Incorporadora de Goiânia é condenada por atraso na entrega de imóveis e taxas

Juíza condena incorporadora por atraso na entrega de imóveis e anula cláusula que limitava indenização

Juíza condena incorporadora por atraso na entrega de imóveis e anula cláusula que limitava indenização

Uma incorporadora foi sentenciada a compensar um consumidor em Goiânia por significativa demora na entrega de duas unidades imobiliárias e a reembolsar taxas condominiais indevidamente cobradas. A decisão, proferida pela juíza Patrícia Machado Carrijo, da 25ª Vara Cível da capital goiana, estabelece uma indenização mensal de 1% sobre o montante pago pelo comprador, retroativa à data de aquisição dos bens até a efetiva disponibilização das chaves, e determina a restituição de R$ 3.701,93 referente aos encargos condominiais. O veredito anula uma cláusula contratual que limitava a indenização a apenas 0,5% ao mês, reconhecendo-a como abusiva e desequilibrada.

Decisão Judicial e Abusividade Contratual

A magistrada considerou a cláusula que fixava a indenização em 0,5% ao mês como flagrantemente prejudicial aos direitos do consumidor. Segundo a análise da sentença, tal estipulação contratual impunha uma desvantagem excessiva ao adquirente, em clara desconformidade com as diretrizes do Código de Defesa do Consumidor. A juíza enfatizou que a previsão criava um desequilíbrio nas obrigações, beneficiando exclusivamente a incorporadora e esvaziando o propósito reparatório da indenização devida em casos de atraso na entrega de imóvel.

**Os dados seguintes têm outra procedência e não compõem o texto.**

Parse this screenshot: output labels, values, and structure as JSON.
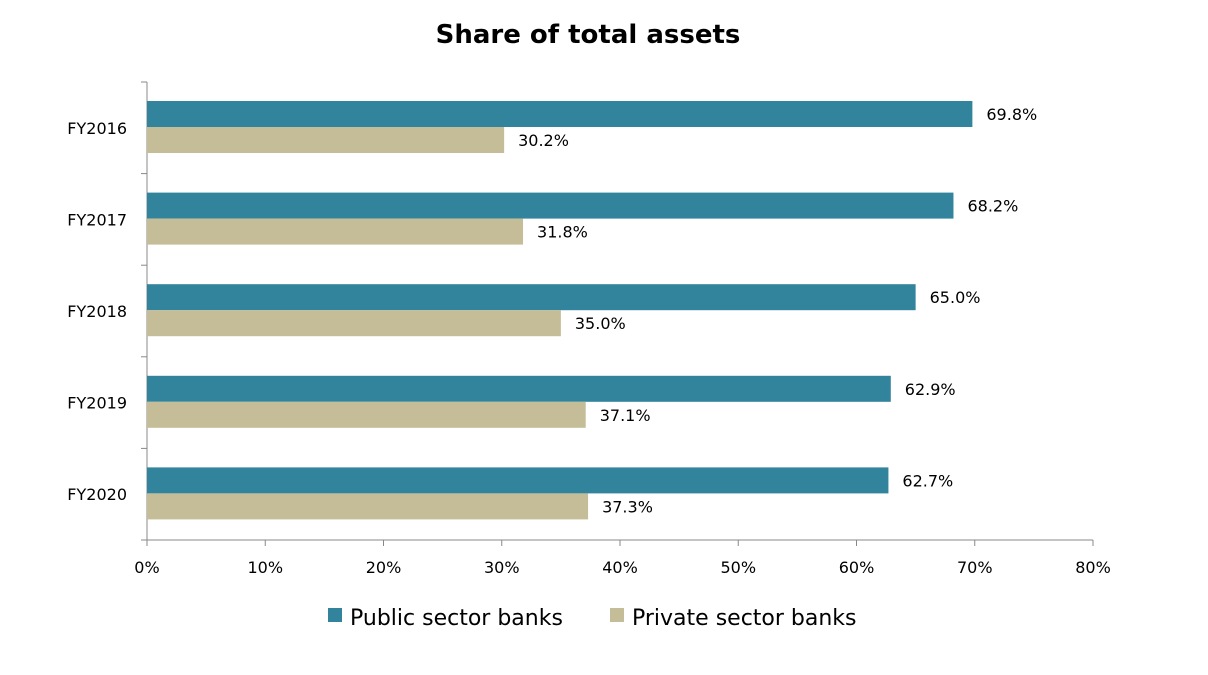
{
  "chart_data": {
    "type": "bar",
    "orientation": "horizontal",
    "title": "Share of total assets",
    "categories": [
      "FY2016",
      "FY2017",
      "FY2018",
      "FY2019",
      "FY2020"
    ],
    "series": [
      {
        "name": "Public sector banks",
        "color": "#31849B",
        "values": [
          69.8,
          68.2,
          65.0,
          62.9,
          62.7
        ],
        "labels": [
          "69.8%",
          "68.2%",
          "65.0%",
          "62.9%",
          "62.7%"
        ]
      },
      {
        "name": "Private sector banks",
        "color": "#C4BD97",
        "values": [
          30.2,
          31.8,
          35.0,
          37.1,
          37.3
        ],
        "labels": [
          "30.2%",
          "31.8%",
          "35.0%",
          "37.1%",
          "37.3%"
        ]
      }
    ],
    "xlim": [
      0,
      80
    ],
    "xticks": [
      0,
      10,
      20,
      30,
      40,
      50,
      60,
      70,
      80
    ],
    "xtick_labels": [
      "0%",
      "10%",
      "20%",
      "30%",
      "40%",
      "50%",
      "60%",
      "70%",
      "80%"
    ],
    "grid": false,
    "legend_position": "bottom"
  }
}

Cronologia do Atraso na Entrega do Imóvel

O processo detalha que o comprador, representado pelo advogado Artur Nascimento Camapum, do escritório Artur Camapum Advogados Associados, concretizou a aquisição das duas propriedades em agosto de 2022, efetuando o pagamento à vista no valor de R$ 1,2 milhão. O cronograma inicial previa a entrega em dezembro de 2023, já considerando o período de tolerância estabelecido em contrato. Contudo, as chaves só foram efetivamente liberadas ao adquirente entre janeiro e fevereiro de 2025, configurando um considerável atraso na obra.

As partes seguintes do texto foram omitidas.